The Office of the Public Prosecutor has charged thousands of individuals who were arrested following the ouster of president Morsi and the dispersal of the sit-ins, including with “ attempted murder”, “opposing authorities”, “attacking law enforcement officials”, “causing disorder”, “blocking roads” and “throwing Molotov cocktails at the police”.
The office also charged President Morsi and his advisers, including leaders of the Muslim Brotherhood, with, among other charges, “inciting followers to commit premeditated murder, use of force, use of firearms and illegal attacks on authorities.”
Moreover, seventy-five judges who called for the reinstatement of former President Morsi have been investigated by an investigating judge, appointed by the Minster of Justice, for “backing a particular political party and deviating from judicial traditions and its values of neutrality, impartiality and non-partisanship.”
The ICJ notes, however, that neither the Office of the Public Prosecutor nor the Minister of Justice have so far investigated, ordered the investigation, or brought criminal action for the unlawful killings of protesters by armed and security forces following the ouster of President Morsi.
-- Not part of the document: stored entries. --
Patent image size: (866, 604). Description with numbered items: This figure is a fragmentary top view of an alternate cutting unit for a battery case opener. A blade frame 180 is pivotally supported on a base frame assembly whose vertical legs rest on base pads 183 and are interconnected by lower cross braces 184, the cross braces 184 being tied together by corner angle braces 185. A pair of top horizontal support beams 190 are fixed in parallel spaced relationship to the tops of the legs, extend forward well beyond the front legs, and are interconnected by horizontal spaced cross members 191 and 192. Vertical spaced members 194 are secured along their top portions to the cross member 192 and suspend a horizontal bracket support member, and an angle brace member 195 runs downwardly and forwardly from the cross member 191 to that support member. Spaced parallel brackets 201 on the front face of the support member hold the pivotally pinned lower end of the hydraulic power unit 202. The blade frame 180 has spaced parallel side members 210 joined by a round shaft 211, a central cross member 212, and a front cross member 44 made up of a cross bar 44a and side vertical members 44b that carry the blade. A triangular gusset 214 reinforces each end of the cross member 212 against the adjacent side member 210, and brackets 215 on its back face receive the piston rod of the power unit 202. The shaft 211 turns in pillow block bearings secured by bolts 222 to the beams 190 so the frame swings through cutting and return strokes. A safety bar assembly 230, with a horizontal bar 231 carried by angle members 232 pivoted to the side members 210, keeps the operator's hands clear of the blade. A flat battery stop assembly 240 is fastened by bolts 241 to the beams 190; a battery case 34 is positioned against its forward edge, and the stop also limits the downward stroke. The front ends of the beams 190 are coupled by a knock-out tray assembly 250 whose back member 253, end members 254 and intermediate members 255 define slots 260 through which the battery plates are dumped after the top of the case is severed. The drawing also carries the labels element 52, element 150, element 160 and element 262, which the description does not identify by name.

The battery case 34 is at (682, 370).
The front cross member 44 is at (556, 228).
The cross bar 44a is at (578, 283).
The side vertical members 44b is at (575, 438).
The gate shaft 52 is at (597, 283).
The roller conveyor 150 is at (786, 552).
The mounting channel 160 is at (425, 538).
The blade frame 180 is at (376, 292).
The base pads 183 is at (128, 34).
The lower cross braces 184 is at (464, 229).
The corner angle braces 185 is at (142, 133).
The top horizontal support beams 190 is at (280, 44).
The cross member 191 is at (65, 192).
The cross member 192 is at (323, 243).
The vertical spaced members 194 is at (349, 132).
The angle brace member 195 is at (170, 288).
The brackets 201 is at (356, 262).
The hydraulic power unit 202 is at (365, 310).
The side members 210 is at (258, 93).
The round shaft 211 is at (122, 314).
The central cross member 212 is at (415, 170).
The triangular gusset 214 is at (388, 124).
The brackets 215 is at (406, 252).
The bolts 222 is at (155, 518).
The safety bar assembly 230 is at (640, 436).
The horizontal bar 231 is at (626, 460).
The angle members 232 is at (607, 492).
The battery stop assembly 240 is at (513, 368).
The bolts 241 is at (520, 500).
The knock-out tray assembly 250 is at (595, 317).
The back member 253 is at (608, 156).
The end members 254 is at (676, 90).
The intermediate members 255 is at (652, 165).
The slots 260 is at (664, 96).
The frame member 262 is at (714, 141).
In meetings with the ICJ delegation, state officials, including the Minister of Justice, argued that the use of live ammunition and lethal force to disperse sit-ins was legitimate and in line with both national and international standards.
“In times of crisis, judges and prosecutors must safeguard and uphold the rule of law, not curtail the enjoyment of fundamental rights and freedoms,” said Said Benarbia, ICJ Senior Legal Advisor for the Middle East & North Africa Programme.
“The Egyptian authorities must therefore ensure that the Office of the Public Prosecutor and courts are not politicized or used as a means to crackdown on political opponents and protesters, or to shield armed and security officials responsible of human rights abuses from accountability,” Benarbia added.
Said Benarbia, ICJ Senior Legal Adviser of the Middle East and North Africa Programme, tel: 41 22 979 38 17, e-mail: said.benarbia(a)icj.org
The ICJ delegation was led by Justice Kalthoum Kennou, judge at the Tunisian Cassation Court and ICJ Commissioner, and Mr. Shawan Jabarin, ICJ Commissioner and General Director of Al-Haq, an ICJ affiliate in the occupied Palestinian territories. The delegation met with Minister of Justice Adel Abdelhamed Abdullah, Minister of Transitional Justice and National Reconciliation Amin El Mahdi, members of the judiciary, including President of the Judges Club Ahmed El Zend, lawyers, civil society, and families of victims of human rights violations after the dismissal of former President Mohamed Morsi.